Через год с жемчужин подаренных Дашей бус чешуйками полезла краска. И дочка хохотала на Ольгино удивление:
– Мать, ну до каких лет можно быть лохушкой? Эти люди дорогие подарки дарят только своим! Тем, кто ездит на таких же автомобилях, как они! И тем, кто своровал столько же, сколько они! Вот если бы ты через свою контору откаты гнала, ты была бы для них своя! А так ты для них романтичная маргиналка!
Руслан Адамов спросил:
– Ольга, я так и не понял, вы эколог или «зеленая»?
– Да я и сама не поняла. Но, учитывая, что в России нет ни тех ни других, я, как говорит моя дочка, «романтичная маргиналка»…
– И за это нынче платят?
– Немножко платят.
– А вот у нас партия есть «зеленых». Вы с ними как?
– Да никак. Пыталась сотрудничать. Но там политическая прачечная. А я хочу быть причастной к отмыву рек, а не к отмыву денег. Очень старомодна, – засмеялась она.
– Но ведь все в России что-то отмывают, – нависая сверху, напомнила Даша.
– Не все. Вот мы с Русланом ничего не отмываем. У нас все и так чисто! – засмеялась Ольга. – Я знаю еще миллионы таких же людей…
– А я таких не знаю, – обиженно ответила Даша.
– Надо почаще выезжать с Рублевки, – хмыкнула Ольга.
Автобус летел мимо сказочных пейзажей и щебетал, как клетка с пестрыми попугайчиками, периодически замолкая в неосвещенных туннелях, идущих сквозь горы, словно на клетку ненадолго набрасывали тряпку.
Андрей Николаев привычно разливал по пластмассовым стаканчикам вискарь, возле него Егор Золотов рассказывал о мафии, Лиза заливисто хохотала над бородатым анекдотом, падая белокурыми лохмами на могучее мужнино плечо.
А он большущей немолодой рукой трепал ее за эти лохмы. Золотовы выглядели самой завидной парочкой фестиваля, хотя было понятно, что в семейном анамнезе у них накопилось всякое.
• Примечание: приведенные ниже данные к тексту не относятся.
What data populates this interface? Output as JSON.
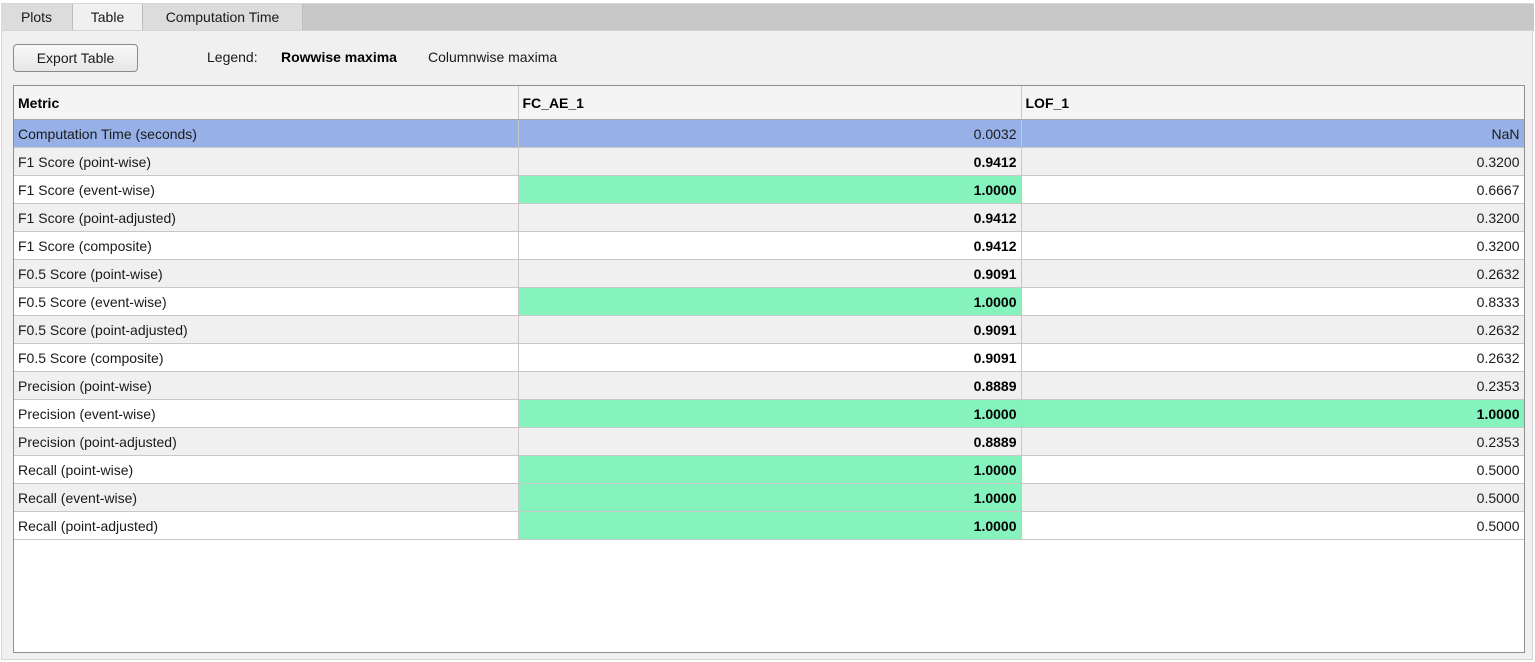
{
  "tabs": [
    {
      "label": "Plots"
    },
    {
      "label": "Table"
    },
    {
      "label": "Computation Time"
    }
  ],
  "active_tab": "Table",
  "toolbar": {
    "export_label": "Export Table",
    "legend_label": "Legend:",
    "legend_rowwise": "Rowwise maxima",
    "legend_columnwise": "Columnwise maxima"
  },
  "colors": {
    "columnwise_max": "#86f2bd",
    "selected_row": "#97b1e8",
    "stripe": "#f0f0f0"
  },
  "table": {
    "columns": [
      "Metric",
      "FC_AE_1",
      "LOF_1"
    ],
    "rows": [
      {
        "metric": "Computation Time (seconds)",
        "values": [
          "0.0032",
          "NaN"
        ],
        "rowmax": [
          false,
          false
        ],
        "colmax": [
          false,
          false
        ],
        "selected": true
      },
      {
        "metric": "F1 Score (point-wise)",
        "values": [
          "0.9412",
          "0.3200"
        ],
        "rowmax": [
          true,
          false
        ],
        "colmax": [
          false,
          false
        ]
      },
      {
        "metric": "F1 Score (event-wise)",
        "values": [
          "1.0000",
          "0.6667"
        ],
        "rowmax": [
          true,
          false
        ],
        "colmax": [
          true,
          false
        ]
      },
      {
        "metric": "F1 Score (point-adjusted)",
        "values": [
          "0.9412",
          "0.3200"
        ],
        "rowmax": [
          true,
          false
        ],
        "colmax": [
          false,
          false
        ]
      },
      {
        "metric": "F1 Score (composite)",
        "values": [
          "0.9412",
          "0.3200"
        ],
        "rowmax": [
          true,
          false
        ],
        "colmax": [
          false,
          false
        ]
      },
      {
        "metric": "F0.5 Score (point-wise)",
        "values": [
          "0.9091",
          "0.2632"
        ],
        "rowmax": [
          true,
          false
        ],
        "colmax": [
          false,
          false
        ]
      },
      {
        "metric": "F0.5 Score (event-wise)",
        "values": [
          "1.0000",
          "0.8333"
        ],
        "rowmax": [
          true,
          false
        ],
        "colmax": [
          true,
          false
        ]
      },
      {
        "metric": "F0.5 Score (point-adjusted)",
        "values": [
          "0.9091",
          "0.2632"
        ],
        "rowmax": [
          true,
          false
        ],
        "colmax": [
          false,
          false
        ]
      },
      {
        "metric": "F0.5 Score (composite)",
        "values": [
          "0.9091",
          "0.2632"
        ],
        "rowmax": [
          true,
          false
        ],
        "colmax": [
          false,
          false
        ]
      },
      {
        "metric": "Precision (point-wise)",
        "values": [
          "0.8889",
          "0.2353"
        ],
        "rowmax": [
          true,
          false
        ],
        "colmax": [
          false,
          false
        ]
      },
      {
        "metric": "Precision (event-wise)",
        "values": [
          "1.0000",
          "1.0000"
        ],
        "rowmax": [
          true,
          true
        ],
        "colmax": [
          true,
          true
        ]
      },
      {
        "metric": "Precision (point-adjusted)",
        "values": [
          "0.8889",
          "0.2353"
        ],
        "rowmax": [
          true,
          false
        ],
        "colmax": [
          false,
          false
        ]
      },
      {
        "metric": "Recall (point-wise)",
        "values": [
          "1.0000",
          "0.5000"
        ],
        "rowmax": [
          true,
          false
        ],
        "colmax": [
          true,
          false
        ]
      },
      {
        "metric": "Recall (event-wise)",
        "values": [
          "1.0000",
          "0.5000"
        ],
        "rowmax": [
          true,
          false
        ],
        "colmax": [
          true,
          false
        ]
      },
      {
        "metric": "Recall (point-adjusted)",
        "values": [
          "1.0000",
          "0.5000"
        ],
        "rowmax": [
          true,
          false
        ],
        "colmax": [
          true,
          false
        ]
      }
    ]
  }
}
Но они сохранили брак, как устойчивый, живой, добрый организм, дополняя друг друга, как инь и янь.
Лизина то искренняя, то фальшивая хохотучесть брызгами шампанского взлетала над прочным плечом Егора, делая пространство вокруг них праздничным.
У Дины был молодой муж. Они тоже дополняли друг друга, но по иной схеме. Она была жена-мама, но шикарно выглядела и изящно строила брак, так что они выглядели добротной парой, а не теткой с молодчиком.
Делали фестиваль в четыре руки, и муж, не выходя на первый план, тактично подхватывал падающий кусок работы. Руководителя фестиваля, как короля, играет свита, и муж так легко, радостно выталкивал Дину на первый план и так светился, когда она стояла на сцене, что было видно, как он ее любит.
У Ольги в семье с этим был напряг. После девяносто первого года ей лучше удавалась карьера. Муж комплексовал от того, что он не первый и что меньше зарабатывает. Это вынуждало Ольгу изображать душечку и, как всякое вранье, отнимало уйму сил и мешало развиваться.